Toutefois, d’autres sont plus pessimistes. Ainsi, l’institut de recherche économique suisse BAK economics Basel, se montre, quant à lui, un brin plus réservé, selon les termes de son chef de projet Marco Vincenzi: «Beaucoup de gens ont dans un premier temps reporté à plus tard leurs investissements les plus importants en raison des incertitudes économiques.» Une phase encore loin d’être terminée, d’autant plus que les répercussions engendrées par le virus ne se font sentir qu’avec un certain retard.

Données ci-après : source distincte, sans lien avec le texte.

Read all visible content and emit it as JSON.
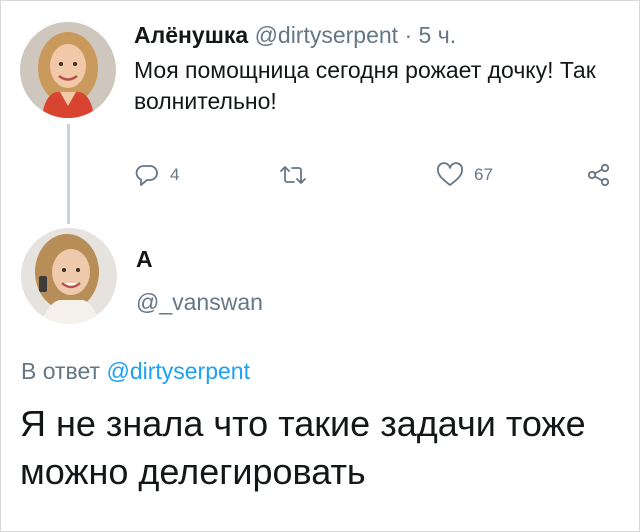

Autre son de cloche: selon un sondage réalisé par l’Union professionnelle suisse de l’automobile (UPSA), plus de 60% sont d’avis que 2021 devrait être «plutôt meilleure» que 2020 pour leur entreprise, tandis que 5,6% croient que «cela sera beaucoup mieux». L’une des raisons de cette confiance tient naturellement au fait qu’un vaccin ait été trouvé. Concernant les chiffres de développement et de reprise du marché en 2021, à moins de dons de voyance, on a beau tenter des prédictions, tout dépendra de la rapidité avec laquelle l’on parviendra à juguler le virus. L’institut BAK pense que l’on ne retrouvera le niveau de performances économiques d’avant la crise que vers la fin 2024 ou le début 2025. Cependant, les économistes bâlois s’attendent à ce que le marché des voitures neuves reprenne peu à peu de son essor, déjà dès le second semestre 2021. Cette année, 266 000 voitures neuves devraient être écoulées, toujours selon les prédictions du BAK, ce qui représente une hausse d’environ 12,5%.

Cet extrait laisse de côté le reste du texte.